De la position de la CDPA (19.07.02)
Nous avons pris connaissance du Communiqué
de la Convention Démocratique des Peuples Africains (CDPA)
du 19 juillet 2002 à Lomé évoquant les concertations
entreprises depuis le 4 juin 2002 en vue de s'entendre sur une base
minimale d'une union forte des partis d'opposition CAR, UFC et CDPA
et les difficultés rencontrées par cette tentative
actuellement mise en suspens pour revoir leurs propositions respectives.
Nous retenons également que les discussions
à ce sujet ont achoppé sur le deuxième des
trois points principaux suivants:
1. la mise en place d'une structure commune de gestion de la lutte,
2. une alliance électorale basée sur le choix de candidatures
uniques
lors des prochaines élections législatives au cas
où celles-ci adviendraient
3. la gestion commune de l'État après la victoire
des forces démocratiques.
Nous en retenons que les difficultés portent
notamment sur le principe des candidatures uniques de l'opposition
par circonscription électorale et que la CDPA et le CAR ont
manifesté leur volonté d'adopter les trois principes
ci-dessus cités.
De la position de la CPP (19.07.02)
Nous avons pris connaissance du Communiqué
du Comité directeur de la Convention Patriotique Panafricaine
(CPP) du 19 juillet 2002 à Lomé proposant une fusion
des partis d'opposition comme une base commune pour l'alternance.

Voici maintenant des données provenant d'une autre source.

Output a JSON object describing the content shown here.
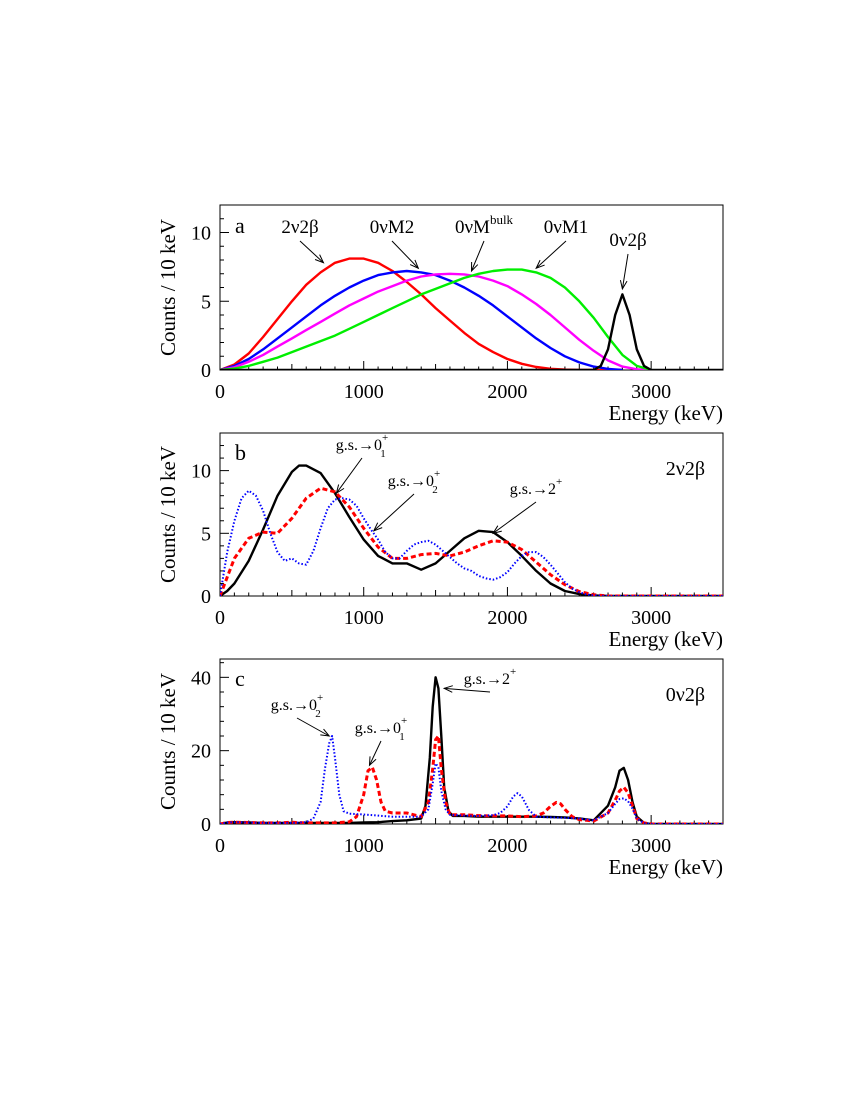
{
  "chart_data": [
    {
      "type": "line",
      "panel_label": "a",
      "xlabel": "Energy (keV)",
      "ylabel": "Counts / 10 keV",
      "xlim": [
        0,
        3500
      ],
      "ylim": [
        0,
        12
      ],
      "xticks": [
        0,
        1000,
        2000,
        3000
      ],
      "yticks": [
        0,
        5,
        10
      ],
      "grid": false,
      "annotations": [
        {
          "text": "2ν2β",
          "sup": "",
          "sub": "",
          "target": [
            720,
            7.8
          ]
        },
        {
          "text": "0νM2",
          "sup": "",
          "sub": "",
          "target": [
            1380,
            7.4
          ]
        },
        {
          "text": "0νM",
          "sup": "bulk",
          "sub": "",
          "target": [
            1750,
            7.2
          ]
        },
        {
          "text": "0νM1",
          "sup": "",
          "sub": "",
          "target": [
            2200,
            7.4
          ]
        },
        {
          "text": "0ν2β",
          "sup": "",
          "sub": "",
          "target": [
            2800,
            5.9
          ]
        }
      ],
      "series": [
        {
          "color": "#ff0000",
          "style": "solid",
          "x": [
            0,
            100,
            200,
            300,
            400,
            500,
            600,
            700,
            800,
            900,
            1000,
            1100,
            1200,
            1300,
            1400,
            1500,
            1600,
            1700,
            1800,
            1900,
            2000,
            2100,
            2200,
            2300,
            2400,
            2500,
            2600,
            2700,
            2800
          ],
          "y": [
            0,
            0.4,
            1.2,
            2.4,
            3.7,
            5.0,
            6.2,
            7.1,
            7.8,
            8.1,
            8.1,
            7.8,
            7.2,
            6.4,
            5.5,
            4.5,
            3.6,
            2.7,
            1.9,
            1.3,
            0.8,
            0.45,
            0.22,
            0.09,
            0.03,
            0.01,
            0,
            0,
            0
          ]
        },
        {
          "color": "#0000ff",
          "style": "solid",
          "x": [
            0,
            100,
            200,
            300,
            400,
            500,
            600,
            700,
            800,
            900,
            1000,
            1100,
            1200,
            1300,
            1400,
            1500,
            1600,
            1700,
            1800,
            1900,
            2000,
            2100,
            2200,
            2300,
            2400,
            2500,
            2600,
            2700,
            2800
          ],
          "y": [
            0,
            0.3,
            0.8,
            1.5,
            2.3,
            3.1,
            3.9,
            4.7,
            5.4,
            6.0,
            6.5,
            6.9,
            7.1,
            7.2,
            7.1,
            6.9,
            6.5,
            6.0,
            5.4,
            4.7,
            3.9,
            3.1,
            2.3,
            1.6,
            1.0,
            0.55,
            0.25,
            0.08,
            0
          ]
        },
        {
          "color": "#ff00ff",
          "style": "solid",
          "x": [
            0,
            100,
            200,
            300,
            400,
            500,
            600,
            700,
            800,
            900,
            1000,
            1100,
            1200,
            1300,
            1400,
            1500,
            1600,
            1700,
            1800,
            1900,
            2000,
            2100,
            2200,
            2300,
            2400,
            2500,
            2600,
            2700,
            2800,
            2900,
            3000
          ],
          "y": [
            0,
            0.2,
            0.6,
            1.1,
            1.7,
            2.3,
            2.9,
            3.5,
            4.1,
            4.7,
            5.2,
            5.7,
            6.1,
            6.5,
            6.8,
            6.95,
            7.0,
            6.95,
            6.8,
            6.5,
            6.1,
            5.5,
            4.8,
            4.0,
            3.1,
            2.2,
            1.4,
            0.7,
            0.25,
            0.05,
            0
          ]
        },
        {
          "color": "#00ee00",
          "style": "solid",
          "x": [
            0,
            100,
            200,
            300,
            400,
            500,
            600,
            700,
            800,
            900,
            1000,
            1100,
            1200,
            1300,
            1400,
            1500,
            1600,
            1700,
            1800,
            1900,
            2000,
            2100,
            2200,
            2300,
            2400,
            2500,
            2600,
            2700,
            2800,
            2900,
            3000
          ],
          "y": [
            0,
            0.1,
            0.3,
            0.6,
            0.9,
            1.3,
            1.7,
            2.1,
            2.5,
            3.0,
            3.5,
            4.0,
            4.5,
            5.0,
            5.5,
            5.9,
            6.3,
            6.7,
            7.0,
            7.2,
            7.3,
            7.3,
            7.1,
            6.7,
            6.0,
            5.0,
            3.8,
            2.4,
            1.1,
            0.3,
            0
          ]
        },
        {
          "color": "#000000",
          "style": "solid",
          "x": [
            0,
            2600,
            2650,
            2700,
            2750,
            2800,
            2850,
            2900,
            2950,
            3000,
            3500
          ],
          "y": [
            0,
            0,
            0.3,
            1.5,
            4.0,
            5.5,
            4.0,
            1.5,
            0.3,
            0,
            0
          ]
        }
      ]
    },
    {
      "type": "line",
      "panel_label": "b",
      "panel_tag": "2ν2β",
      "xlabel": "Energy (keV)",
      "ylabel": "Counts / 10 keV",
      "xlim": [
        0,
        3500
      ],
      "ylim": [
        0,
        13
      ],
      "xticks": [
        0,
        1000,
        2000,
        3000
      ],
      "yticks": [
        0,
        5,
        10
      ],
      "grid": false,
      "annotations": [
        {
          "text": "g.s.→0",
          "sup": "+",
          "sub": "1",
          "target": [
            810,
            8.2
          ]
        },
        {
          "text": "g.s.→0",
          "sup": "+",
          "sub": "2",
          "target": [
            1070,
            5.2
          ]
        },
        {
          "text": "g.s.→2",
          "sup": "+",
          "sub": "",
          "target": [
            1900,
            5.0
          ]
        }
      ],
      "series": [
        {
          "color": "#000000",
          "style": "solid",
          "x": [
            0,
            50,
            100,
            200,
            300,
            400,
            500,
            550,
            600,
            700,
            800,
            900,
            1000,
            1100,
            1200,
            1300,
            1400,
            1500,
            1600,
            1700,
            1800,
            1900,
            2000,
            2100,
            2200,
            2300,
            2400,
            2500,
            2600,
            2700,
            2800,
            2900,
            3000,
            3500
          ],
          "y": [
            0,
            0.4,
            1.0,
            2.8,
            5.3,
            8.0,
            9.9,
            10.4,
            10.4,
            9.8,
            8.2,
            6.3,
            4.5,
            3.2,
            2.6,
            2.6,
            2.1,
            2.6,
            3.6,
            4.6,
            5.2,
            5.1,
            4.3,
            3.2,
            2.0,
            1.0,
            0.4,
            0.15,
            0.05,
            0,
            0,
            0,
            0,
            0
          ]
        },
        {
          "color": "#ff0000",
          "style": "dashed",
          "x": [
            0,
            50,
            100,
            200,
            300,
            400,
            500,
            600,
            700,
            800,
            900,
            1000,
            1100,
            1200,
            1300,
            1400,
            1500,
            1600,
            1700,
            1800,
            1900,
            2000,
            2100,
            2200,
            2300,
            2400,
            2500,
            2600,
            2700,
            2800,
            3500
          ],
          "y": [
            0,
            1.5,
            3.0,
            4.6,
            5.1,
            5.0,
            6.2,
            7.8,
            8.6,
            8.3,
            7.1,
            5.4,
            3.9,
            3.0,
            3.0,
            3.3,
            3.4,
            3.2,
            3.5,
            4.0,
            4.4,
            4.3,
            3.7,
            2.7,
            1.7,
            0.9,
            0.35,
            0.1,
            0,
            0,
            0
          ]
        },
        {
          "color": "#0000ff",
          "style": "dotted",
          "x": [
            0,
            50,
            100,
            150,
            200,
            250,
            300,
            350,
            400,
            450,
            500,
            550,
            600,
            650,
            700,
            750,
            800,
            850,
            900,
            950,
            1000,
            1050,
            1100,
            1150,
            1200,
            1250,
            1300,
            1350,
            1400,
            1450,
            1500,
            1550,
            1600,
            1650,
            1700,
            1750,
            1800,
            1850,
            1900,
            1950,
            2000,
            2050,
            2100,
            2150,
            2200,
            2250,
            2300,
            2350,
            2400,
            2450,
            2500,
            2550,
            2600,
            2700,
            3500
          ],
          "y": [
            0,
            3.5,
            6.0,
            7.8,
            8.4,
            8.0,
            6.8,
            5.0,
            3.5,
            2.8,
            3.0,
            2.6,
            2.5,
            3.6,
            5.4,
            7.0,
            7.7,
            7.8,
            7.7,
            7.2,
            6.2,
            5.3,
            4.5,
            3.5,
            3.0,
            3.0,
            3.6,
            4.1,
            4.3,
            4.4,
            4.1,
            3.6,
            3.1,
            2.6,
            2.2,
            2.0,
            1.6,
            1.4,
            1.3,
            1.5,
            1.9,
            2.6,
            3.2,
            3.5,
            3.5,
            3.1,
            2.5,
            1.8,
            1.1,
            0.6,
            0.3,
            0.12,
            0.04,
            0,
            0
          ]
        }
      ]
    },
    {
      "type": "line",
      "panel_label": "c",
      "panel_tag": "0ν2β",
      "xlabel": "Energy (keV)",
      "ylabel": "Counts / 10 keV",
      "xlim": [
        0,
        3500
      ],
      "ylim": [
        0,
        45
      ],
      "xticks": [
        0,
        1000,
        2000,
        3000
      ],
      "yticks": [
        0,
        20,
        40
      ],
      "grid": false,
      "annotations": [
        {
          "text": "g.s.→0",
          "sup": "+",
          "sub": "2",
          "target": [
            760,
            24
          ]
        },
        {
          "text": "g.s.→0",
          "sup": "+",
          "sub": "1",
          "target": [
            1040,
            16
          ]
        },
        {
          "text": "g.s.→2",
          "sup": "+",
          "sub": "",
          "target": [
            1560,
            37
          ]
        }
      ],
      "series": [
        {
          "color": "#000000",
          "style": "solid",
          "x": [
            0,
            50,
            100,
            200,
            300,
            400,
            500,
            600,
            700,
            800,
            900,
            1000,
            1100,
            1200,
            1300,
            1400,
            1430,
            1460,
            1480,
            1500,
            1520,
            1540,
            1560,
            1590,
            1620,
            1700,
            1800,
            1900,
            2000,
            2100,
            2200,
            2300,
            2400,
            2500,
            2600,
            2700,
            2750,
            2780,
            2810,
            2840,
            2870,
            2900,
            2950,
            3000,
            3500
          ],
          "y": [
            0,
            0.4,
            0.5,
            0.4,
            0.3,
            0.3,
            0.3,
            0.3,
            0.3,
            0.3,
            0.3,
            0.4,
            0.5,
            0.8,
            1.0,
            1.5,
            5.0,
            18,
            32,
            40,
            37,
            24,
            10,
            3.5,
            2.2,
            2.2,
            2.0,
            2.0,
            2.0,
            2.0,
            2.0,
            1.9,
            1.8,
            1.5,
            1.0,
            5.0,
            10,
            14.5,
            15.3,
            12,
            6,
            2.0,
            0.3,
            0,
            0
          ]
        },
        {
          "color": "#ff0000",
          "style": "dashed",
          "x": [
            0,
            50,
            100,
            200,
            300,
            400,
            500,
            600,
            700,
            800,
            900,
            950,
            1000,
            1030,
            1060,
            1090,
            1120,
            1150,
            1200,
            1300,
            1400,
            1450,
            1480,
            1500,
            1520,
            1540,
            1570,
            1600,
            1700,
            1800,
            1900,
            2000,
            2100,
            2200,
            2250,
            2300,
            2340,
            2370,
            2400,
            2450,
            2500,
            2550,
            2600,
            2700,
            2750,
            2780,
            2810,
            2840,
            2870,
            2900,
            2950,
            3000,
            3500
          ],
          "y": [
            0,
            0.4,
            0.5,
            0.4,
            0.3,
            0.3,
            0.5,
            0.3,
            0.3,
            0.3,
            0.6,
            2.0,
            8.0,
            14.5,
            15.5,
            12,
            6.0,
            3.5,
            3.0,
            3.0,
            2.0,
            6.0,
            15,
            23,
            24,
            15,
            6.0,
            2.5,
            2.5,
            2.3,
            2.2,
            2.2,
            2.0,
            2.2,
            3.0,
            4.8,
            5.9,
            5.5,
            4.0,
            2.0,
            1.2,
            1.0,
            0.8,
            3.0,
            6.5,
            9.0,
            10,
            8.5,
            5.0,
            1.5,
            0.3,
            0,
            0
          ]
        },
        {
          "color": "#0000ff",
          "style": "dotted",
          "x": [
            0,
            50,
            100,
            200,
            300,
            400,
            500,
            600,
            650,
            700,
            730,
            760,
            780,
            800,
            830,
            860,
            900,
            1000,
            1100,
            1200,
            1300,
            1400,
            1450,
            1480,
            1500,
            1520,
            1540,
            1570,
            1600,
            1700,
            1800,
            1900,
            1950,
            2000,
            2040,
            2070,
            2100,
            2150,
            2200,
            2300,
            2400,
            2500,
            2600,
            2700,
            2750,
            2780,
            2810,
            2840,
            2870,
            2900,
            2950,
            3000,
            3500
          ],
          "y": [
            0,
            0.4,
            0.5,
            0.4,
            0.3,
            0.3,
            0.3,
            0.5,
            1.5,
            6.0,
            15,
            22,
            24,
            18,
            8.0,
            3.5,
            2.8,
            2.6,
            2.3,
            2.0,
            2.0,
            2.0,
            4.0,
            11,
            16.5,
            15.5,
            9.0,
            4.0,
            2.5,
            2.3,
            2.2,
            2.4,
            3.0,
            4.8,
            7.5,
            8.4,
            7.5,
            3.8,
            2.0,
            1.8,
            1.7,
            1.5,
            1.0,
            3.0,
            5.5,
            6.8,
            7.0,
            6.2,
            4.2,
            1.5,
            0.2,
            0,
            0
          ]
        }
      ]
    }
  ]
}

De l'Appel de l'Eglise à participer aux élections
(30 juillet 2002)
Nous avons pris connaissance de l'Appel de la Conférence
Episcopale du Togo (CET) du 30 juillet 2002 à Lomé
invitant tous les partis à participer aux législatives
afin de permettre au peuple de désigner ses représentants
en toute liberté et connaissance de cause.
De la position de l'UFC (02.08.02)
Nous avons pris connaissance du Communiqué
de l'Union des Forces de Changement (UFC) du 2 août 2002 à
Lomé appelant tous les partis du pays à une "mobilisation
générale et patriotique pour la fin du régime
du président Gnassingbé Eyadéma.
Nous retenons que l'UFC "est plutôt favorable à
la pluralité de candidatures au premier tour et un soutien
commun au candidat de l'opposition le mieux placé au deuxième
tour".
De la position du CAR (04.08.02)
Nous avons pris connaissance de l'Appel du Comité
d'Action pour le renouveau (CAR) du 4 août 2002 à Lomé
appelant à l'union de l'opposition pour une solution de rechange
au régime du président Gnassingbé Eyadéma,
qui plaide à tout mettre en uvre pour offrir au peuple
togolais une alternative à travers un front uni".
Notre analyse de la situation socio-politique
actuelle
Rappels
Tenant compte de ce qui précède, nous
aimerions rappeler à tous les acteurs de la classe politique
togolaise et à la société civile togolaise
que le soulèvement patriotique du 5 octobre a été
un sursaut salutaire de la Nation toute entière pour un changement
et un nouveau départ et non une restauration de l'ordre ancien,
encore moins une cohabitation avec ce dernier. Telles étaient
les attentes principales formulées par le Peuple togolais
à la Conférence Nationale Souveraine de 1991.
En lieu et place de cela des négociations
entre des personnalités entretenant entre elles des rapports
pour le moins concurrentiels avaient vite créé au
sein de l'opposition les fissurations dont a su profiter le régime
du RPT autant par la répression dans le sang et la terreur
que par la " division pour régner ".
Douze ans après ce soulèvement des
jeunes à leurs corps défendant, le changement se fait
attendre: Les négociations se suivent et se ressemblent.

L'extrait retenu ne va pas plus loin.